Résumé de la décision
En date du 25 mars 2020, le préfet de la Seine-Maritime a suspendu le permis de conduire de M. B... pour une durée de six mois en raison d'un excès de vitesse significatif. M. B... a alors contesté cette décision en demandant sa suspension devant le tribunal administratif de Rouen, qui a accédé à sa demande le 24 avril 2020 en référé. Le ministre de l'intérieur a alors fait appel de cette décision.

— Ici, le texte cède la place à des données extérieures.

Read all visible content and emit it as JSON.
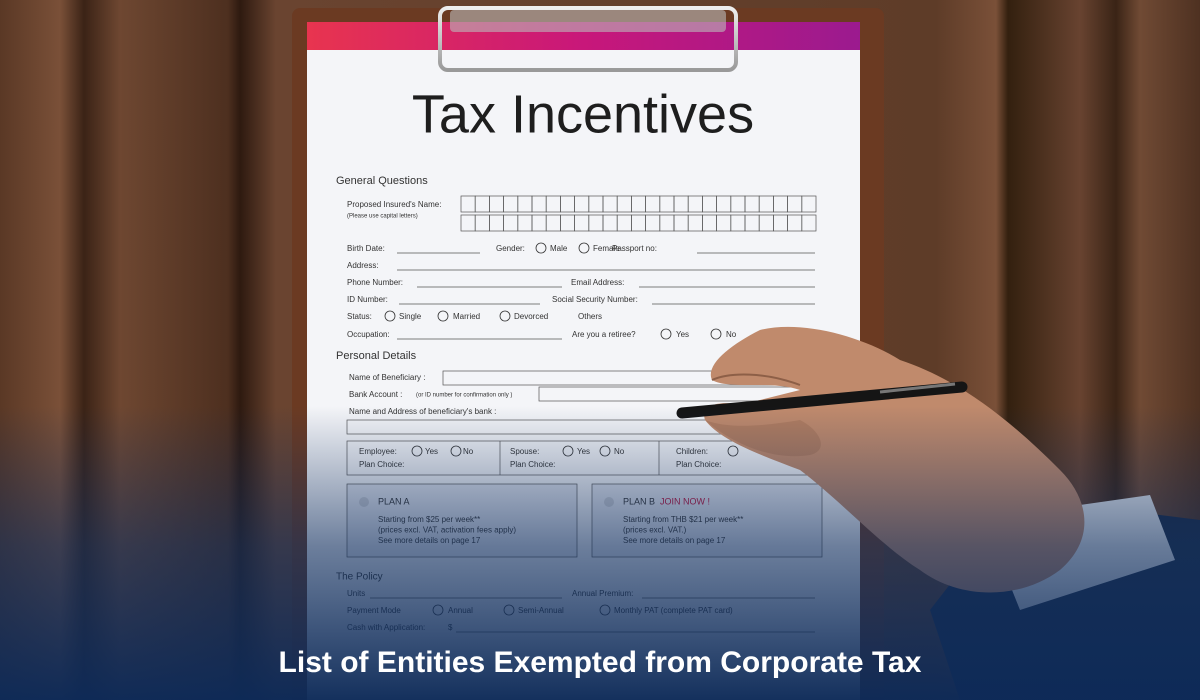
{
  "title": "Tax Incentives",
  "general": {
    "heading": "General Questions",
    "name_label": "Proposed Insured's Name:",
    "name_note": "(Please use capital letters)",
    "birth_date": "Birth Date:",
    "gender": "Gender:",
    "male": "Male",
    "female": "Female",
    "passport": "Passport no:",
    "address": "Address:",
    "phone": "Phone Number:",
    "email": "Email Address:",
    "id": "ID Number:",
    "ssn": "Social Security  Number:",
    "status": "Status:",
    "single": "Single",
    "married": "Married",
    "devorced": "Devorced",
    "others": "Others",
    "occupation": "Occupation:",
    "retiree": "Are you a retiree?",
    "yes": "Yes",
    "no": "No"
  },
  "personal": {
    "heading": "Personal Details",
    "beneficiary": "Name of Beneficiary :",
    "bank_account": "Bank Account :",
    "bank_note": "(or ID number for confirmation only )",
    "bank_address": "Name and Address of beneficiary's bank :",
    "employee": "Employee:",
    "spouse": "Spouse:",
    "children": "Children:",
    "plan_choice": "Plan Choice:"
  },
  "plans": [
    {
      "name": "PLAN A",
      "lines": [
        "Starting from $25 per week**",
        "(prices excl. VAT, activation fees apply)",
        "See more details on page 17"
      ]
    },
    {
      "name": "PLAN B",
      "cta": "JOIN NOW !",
      "lines": [
        "Starting from THB $21 per week**",
        "(prices excl. VAT.)",
        "See more details on page 17"
      ]
    }
  ],
  "policy": {
    "heading": "The Policy",
    "units": "Units",
    "premium": "Annual Premium:",
    "payment_mode": "Payment Mode",
    "annual": "Annual",
    "semi": "Semi-Annual",
    "monthly": "Monthly PAT (complete PAT card)",
    "cash": "Cash with Application:",
    "dollar": "$"
  },
  "caption": "List of Entities Exempted from Corporate Tax"
}
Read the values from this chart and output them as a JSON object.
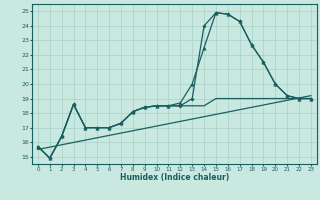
{
  "xlabel": "Humidex (Indice chaleur)",
  "xlim": [
    -0.5,
    23.5
  ],
  "ylim": [
    14.5,
    25.5
  ],
  "xticks": [
    0,
    1,
    2,
    3,
    4,
    5,
    6,
    7,
    8,
    9,
    10,
    11,
    12,
    13,
    14,
    15,
    16,
    17,
    18,
    19,
    20,
    21,
    22,
    23
  ],
  "yticks": [
    15,
    16,
    17,
    18,
    19,
    20,
    21,
    22,
    23,
    24,
    25
  ],
  "bg_color": "#c8e8e0",
  "line_color": "#1a5f5f",
  "grid_color": "#a8d0c8",
  "series": [
    {
      "x": [
        0,
        1,
        2,
        3,
        4,
        5,
        6,
        7,
        8,
        9,
        10,
        11,
        12,
        13,
        14,
        15,
        16,
        17,
        18,
        19,
        20,
        21,
        22,
        23
      ],
      "y": [
        15.7,
        14.9,
        16.4,
        18.6,
        17.0,
        17.0,
        17.0,
        17.3,
        18.1,
        18.4,
        18.5,
        18.5,
        18.5,
        19.0,
        24.0,
        24.9,
        24.8,
        24.3,
        22.7,
        21.5,
        20.0,
        19.2,
        19.0,
        19.0
      ],
      "marker": "D",
      "markersize": 1.8,
      "linewidth": 0.9
    },
    {
      "x": [
        0,
        1,
        2,
        3,
        4,
        5,
        6,
        7,
        8,
        9,
        10,
        11,
        12,
        13,
        14,
        15,
        16,
        17,
        18,
        19,
        20,
        21,
        22,
        23
      ],
      "y": [
        15.7,
        14.9,
        16.4,
        18.6,
        17.0,
        17.0,
        17.0,
        17.3,
        18.1,
        18.4,
        18.5,
        18.5,
        18.7,
        20.0,
        22.5,
        24.9,
        24.8,
        24.3,
        22.7,
        21.5,
        20.0,
        19.2,
        19.0,
        19.0
      ],
      "marker": "^",
      "markersize": 2.5,
      "linewidth": 0.9
    },
    {
      "x": [
        0,
        1,
        2,
        3,
        4,
        5,
        6,
        7,
        8,
        9,
        10,
        11,
        12,
        13,
        14,
        15,
        16,
        17,
        18,
        19,
        20,
        21,
        22,
        23
      ],
      "y": [
        15.7,
        14.9,
        16.4,
        18.6,
        17.0,
        17.0,
        17.0,
        17.3,
        18.1,
        18.4,
        18.5,
        18.5,
        18.5,
        18.5,
        18.5,
        19.0,
        19.0,
        19.0,
        19.0,
        19.0,
        19.0,
        19.0,
        19.0,
        19.0
      ],
      "marker": null,
      "markersize": 0,
      "linewidth": 0.9
    },
    {
      "x": [
        0,
        23
      ],
      "y": [
        15.5,
        19.2
      ],
      "marker": null,
      "markersize": 0,
      "linewidth": 0.9
    }
  ]
}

Le conseil d'État a annulé l'ordonnance du juge des référés, en jugeant que l'urgence de la situation décrite par M. B... ne justifiait pas la suspension de l'arrêté préfectoral, compte tenu des infractions antérieures de M. B... et du risque qu'il faisait courir à autrui.
Arguments pertinents
1. Urgence et contexte professionnel : Le juge des référés avait estimé que la situation de M. B..., médecin engagé dans la lutte contre la Covid-19, justifiait une urgence à suspendre l'exécution de l'arrêté. Cependant, le conseil d'État a contredit cette interprétation, indiquant que "compte tenu des risques que le comportement de conducteur de M. B... fait courir aux autres et à lui-même, ces circonstances ne sont pas de nature à établir l'urgence justifiant que les effets de la mesure contestée soient suspendus."
2. Antécédents de conduite de M. B... : L'ordonnance du conseil d'État souligne que M. B... avait précédemment perdu son permis pour un solde de points nul en raison de nombreux excès de vitesse et qu'il avait continué à commettre des infractions. Le conseil d'État a noté que "le juge des référés a dénaturé les pièces du dossier qui lui était soumis" en ne tenant pas compte de cette antériorité.
3. Lien entre la profession et la nécessité de conduire : Le conseil d'État a noté qu'aucun élément précis de M. B... ne prouve le lien entre son activité professionnelle et la nécessité d'avoir un permis de conduire, ce qui a joué en défaveur de sa demande.
Interprétations et citations légales
1. Sur le cadre juridique de la suspension des décisions administratives : L'article L. 521-1 du Code de justice administrative stipule que le juge des référés peut suspendre une décision administrative si "l'urgence le justifie" et s'il existe un "doute sérieux quant à la légalité de la décision". Dans le cas présent, le conseil d'État a jugé que "la condition d'urgence requise" n'était pas remplie.
2. Risque en rapport avec la sécurité publique : L'article L. 224-2 du Code de la route, qui a été utilisé comme fondement pour la suspension du permis de conduire, est pertinent ici, car il justifie la décision de l'administration sur des motifs de sécurité publique. Le conseil d'État a clairement établi que le comportement de M. B... en tant que conducteur constituait un risque pour autrui, ce qui a contrebalancé ses arguments sur l'urgence.
3. Conséquences de la décision : Le rejet de la demande de M. B..., au titre de l'article L. 761-1 du Code de justice administrative, expose que les frais engagés par l'État ne seront pas à la charge de M. B..., renforçant la position de l'administration dans ce dossier.
Ces éléments démontrent non seulement la rigueur des procédures légales en matière de sécurité routière, mais également la nécessité pour les justiciables de présenter des preuves solides pour établir l'urgence de leurs demandes.